Somewhere in the DNA of “ROAD DOG” is a Norm Macdonald joke, which is about the most accurate thing you can say about a song that opens with “woke up / no luck / got nothing” and somehow pivots to “too slick / too rich / too fit” within the next four lines. The narrator has nothing, knows it, and has decided to act otherwise. The gap between those two positions is where the whole song lives.
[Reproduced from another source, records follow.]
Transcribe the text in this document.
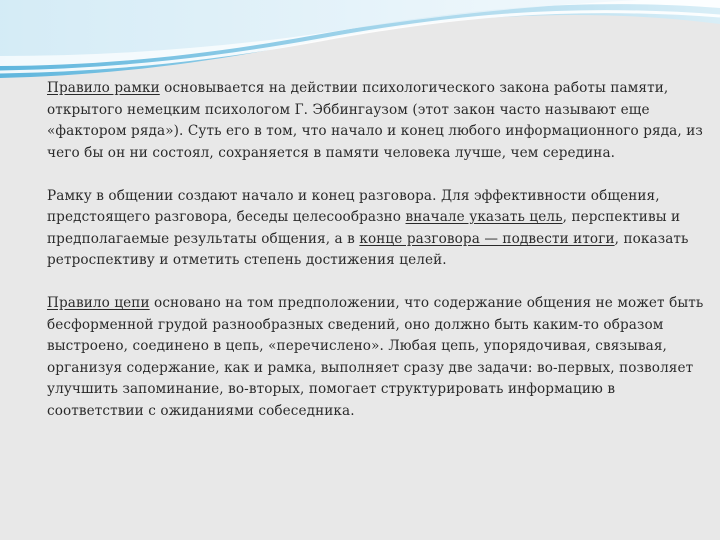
Правило рамки основывается на действии психологического закона работы памяти, открытого немецким психологом Г. Эббингаузом (этот закон часто называют еще «фактором ряда»). Суть его в том, что начало и конец любого информационного ряда, из чего бы он ни состоял, сохраняется в памяти человека лучше, чем середина.

Рамку в общении создают начало и конец разговора. Для эффективности общения, предстоящего разговора, беседы целесообразно вначале указать цель, перспективы и предполагаемые результаты общения, а в конце разговора — подвести итоги, показать ретроспективу и отметить степень достижения целей.

Правило цепи основано на том предположении, что содержание общения не может быть бесформенной грудой разнообразных сведений, оно должно быть каким-то образом выстроено, соединено в цепь, «перечислено». Любая цепь, упорядочивая, связывая, организуя содержание, как и рамка, выполняет сразу две задачи: во-первых, позволяет улучшить запоминание, во-вторых, помогает структурировать информацию в соответствии с ожиданиями собеседника.
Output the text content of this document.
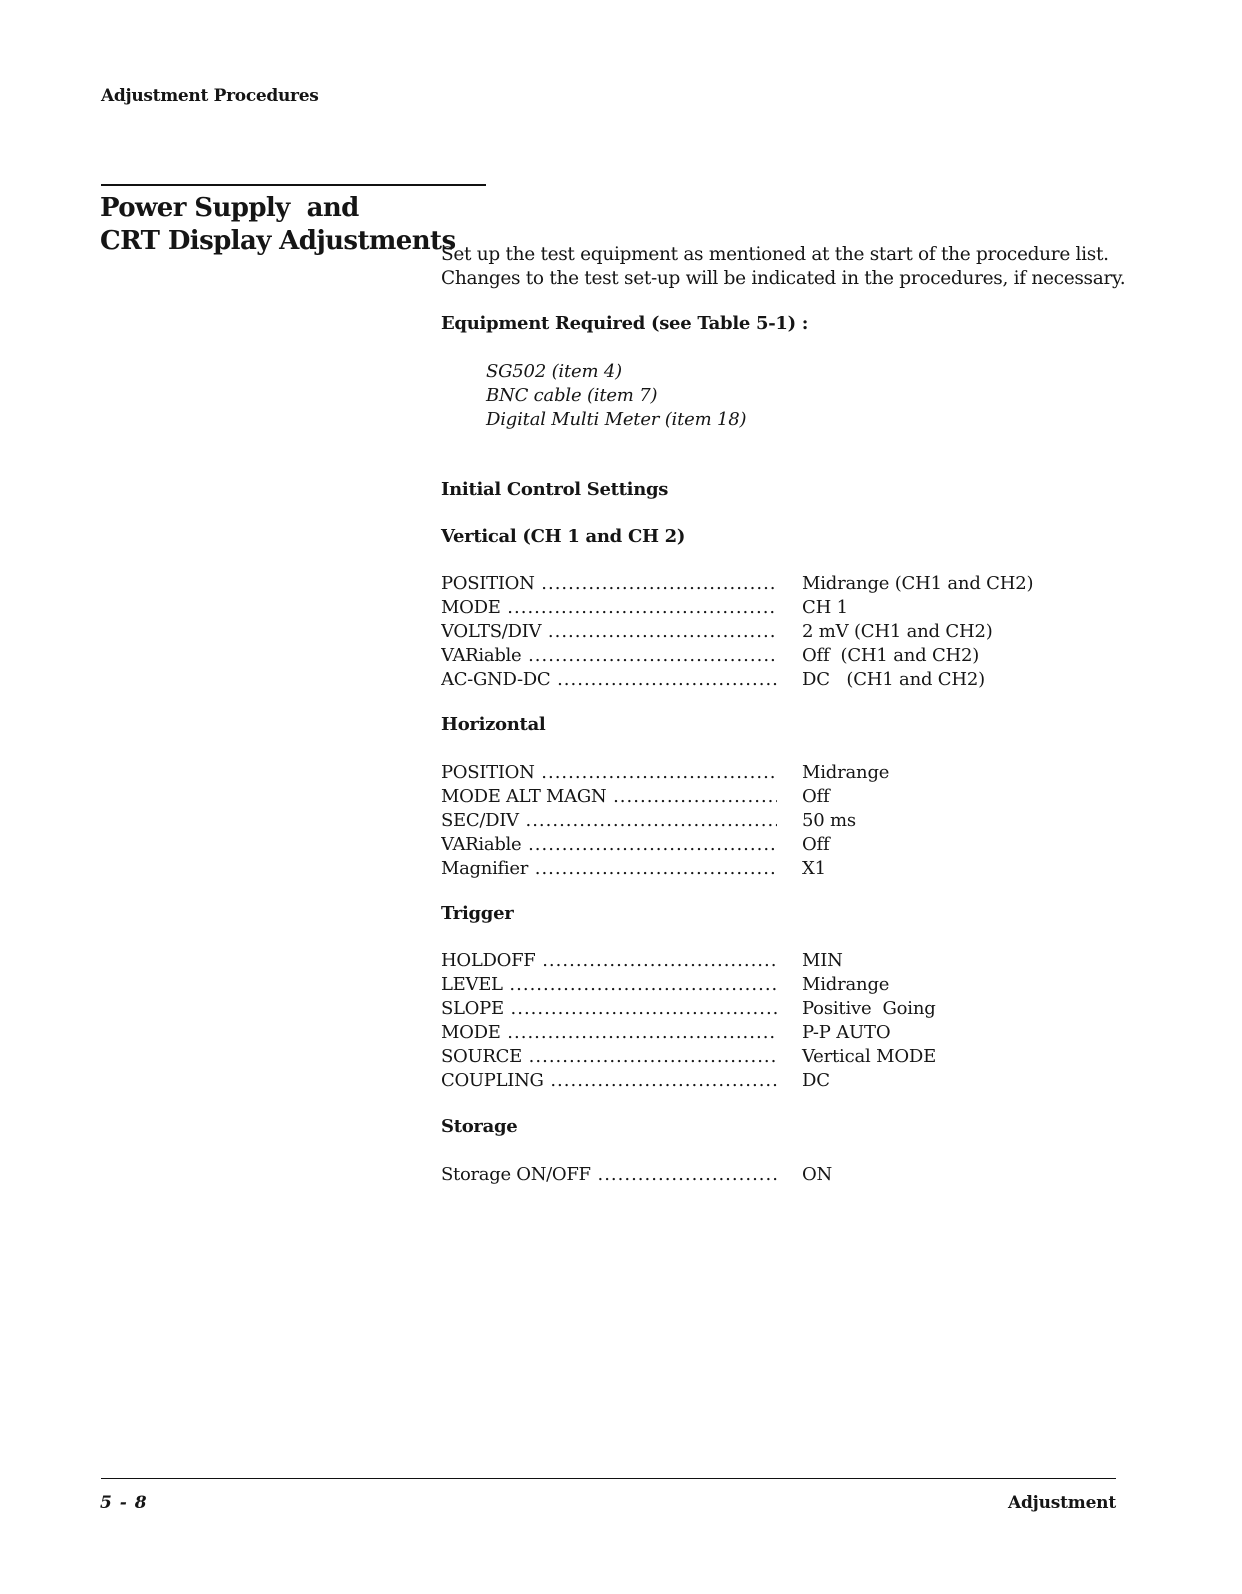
Adjustment Procedures
Power Supply  and
CRT Display Adjustments
Set up the test equipment as mentioned at the start of the procedure list.
Changes to the test set-up will be indicated in the procedures, if necessary.
Equipment Required (see Table 5-1) :
SG502 (item 4)
BNC cable (item 7)
Digital Multi Meter (item 18)
Initial Control Settings
Vertical (CH 1 and CH 2)
POSITION .....	Midrange (CH1 and CH2)
MODE .....	CH 1
VOLTS/DIV .....	2 mV (CH1 and CH2)
VARiable .....	Off  (CH1 and CH2)
AC-GND-DC .....	DC   (CH1 and CH2)
Horizontal
POSITION .....	Midrange
MODE ALT MAGN .....	Off
SEC/DIV .....	50 ms
VARiable .....	Off
Magnifier .....	X1
Trigger
HOLDOFF .....	MIN
LEVEL .....	Midrange
SLOPE .....	Positive  Going
MODE .....	P-P AUTO
SOURCE .....	Vertical MODE
COUPLING .....	DC
Storage
Storage ON/OFF .....	ON
5 - 8	Adjustment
Pretty Moi are a Melbourne six-piece with roots in Brisbane, blending 60s psychedelia, classic soul, and a general willingness to throw things at the wall and see what sticks. “ROAD DOG” is the version of that instinct applied to storytelling: absurdist, light on its feet, and fully committed to a character who is maybe one notch more delusional than the situation warrants. “Switchblade / all gas / no brakes” reads like a man describing himself in a way nobody asked for, which is its own kind of comedy.

The pre-chorus is where the song earns something genuinely affecting underneath the slapstick. “He was a dog among men / flying high like there’s nothing / and nothing ever comes to an end” carries real warmth for this fictional rolling stone, someone whose memory rings through precisely because he never seemed to think the good times were finite. The nursery rhyme callback, “paddy whack knick knack give that dog a bone,” shouldn’t work as well as it does, but Pretty Moi play it completely straight, which is somehow funnier than winking at the camera.

By the time “old dog keep your eyes on the road” cycles through the outro four times, the joke and the eulogy have become the same thing. That’s a harder trick to pull off than it sounds, and the fact that it happens inside a song this breezy is kind of the whole point.